Electrochemical Behavior of a Hybrid Nanocomposite Based on Poly(3,6-di(3-aminophenyl)amino-2,5-dichloro-1,4-benzoquinone and Single-Walled Carbon Nanotubes on Graphite Foil in a Lithium Aprotic Electrolyte

Hybrid nanocomposites based on poly(3,6-di(3-aminophenyl)amino-2,5-dichloro-1,4-benzoquinone) and single-walled carbon nanotubes were obtained under monomer polymerization conditions in concentrated formic acid under the action of benzoyl peroxide in the presence of single-walled carbon nanotubes. The electrochemical behavior in an aprotic lithium electrolyte of composite electrodes having the form of strips of anodized graphite foil having on its surface an active layer of a stable suspension of the nanocomposite in formic acid was examined in the absence of any binding and electrically conducting additives.
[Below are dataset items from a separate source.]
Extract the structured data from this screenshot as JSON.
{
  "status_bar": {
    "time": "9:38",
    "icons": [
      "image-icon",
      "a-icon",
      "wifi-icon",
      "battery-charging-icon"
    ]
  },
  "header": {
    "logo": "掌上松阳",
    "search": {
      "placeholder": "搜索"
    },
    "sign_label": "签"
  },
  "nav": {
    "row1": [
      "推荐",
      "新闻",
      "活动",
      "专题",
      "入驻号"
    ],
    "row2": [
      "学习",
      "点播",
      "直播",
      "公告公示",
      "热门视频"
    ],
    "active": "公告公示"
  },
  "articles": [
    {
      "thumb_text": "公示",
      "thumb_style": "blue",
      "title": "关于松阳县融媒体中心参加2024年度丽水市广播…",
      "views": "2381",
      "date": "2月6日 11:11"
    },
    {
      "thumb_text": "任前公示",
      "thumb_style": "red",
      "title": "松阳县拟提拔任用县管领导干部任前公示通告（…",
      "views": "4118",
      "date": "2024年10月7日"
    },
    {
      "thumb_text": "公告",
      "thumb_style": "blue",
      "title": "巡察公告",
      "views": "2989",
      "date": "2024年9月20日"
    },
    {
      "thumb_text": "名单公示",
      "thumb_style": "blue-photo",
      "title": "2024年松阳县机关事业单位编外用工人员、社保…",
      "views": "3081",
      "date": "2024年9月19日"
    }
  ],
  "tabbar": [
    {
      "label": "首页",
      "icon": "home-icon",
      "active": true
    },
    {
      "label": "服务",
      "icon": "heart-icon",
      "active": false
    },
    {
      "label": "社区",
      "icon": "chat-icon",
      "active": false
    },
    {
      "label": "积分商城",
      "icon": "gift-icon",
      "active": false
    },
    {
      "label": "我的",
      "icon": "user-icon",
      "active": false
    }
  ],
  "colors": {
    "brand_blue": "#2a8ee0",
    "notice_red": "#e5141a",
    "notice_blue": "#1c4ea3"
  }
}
The specific electrochemical capacitance of the coating reaches a value of 500 F g⁻¹ at a charge-discharge current of 1.5 mA cm⁻² in an inorganic electrolyte composed of 1 M LiClO₄ in propylene carbonate. It was found that the Faraday pseudo-capacitance makes an insignificant contribution to the electrochemical capacitance of composite electrodes, which is mostly determined by the charging of an electric double layer. The nanocomposite coatings are characterized by high stability of their electrochemical characteristics at a coulomb efficiency of 97–100%. The fall of the capacitance upon prolonged cycling (>300 cycles) does not exceed 4%. The electrochemical characteristics of electrodes on friable substrates of anodized graphite foil strongly surpass those for electrodes obtained on nickel or rolled graphite foil as substrates.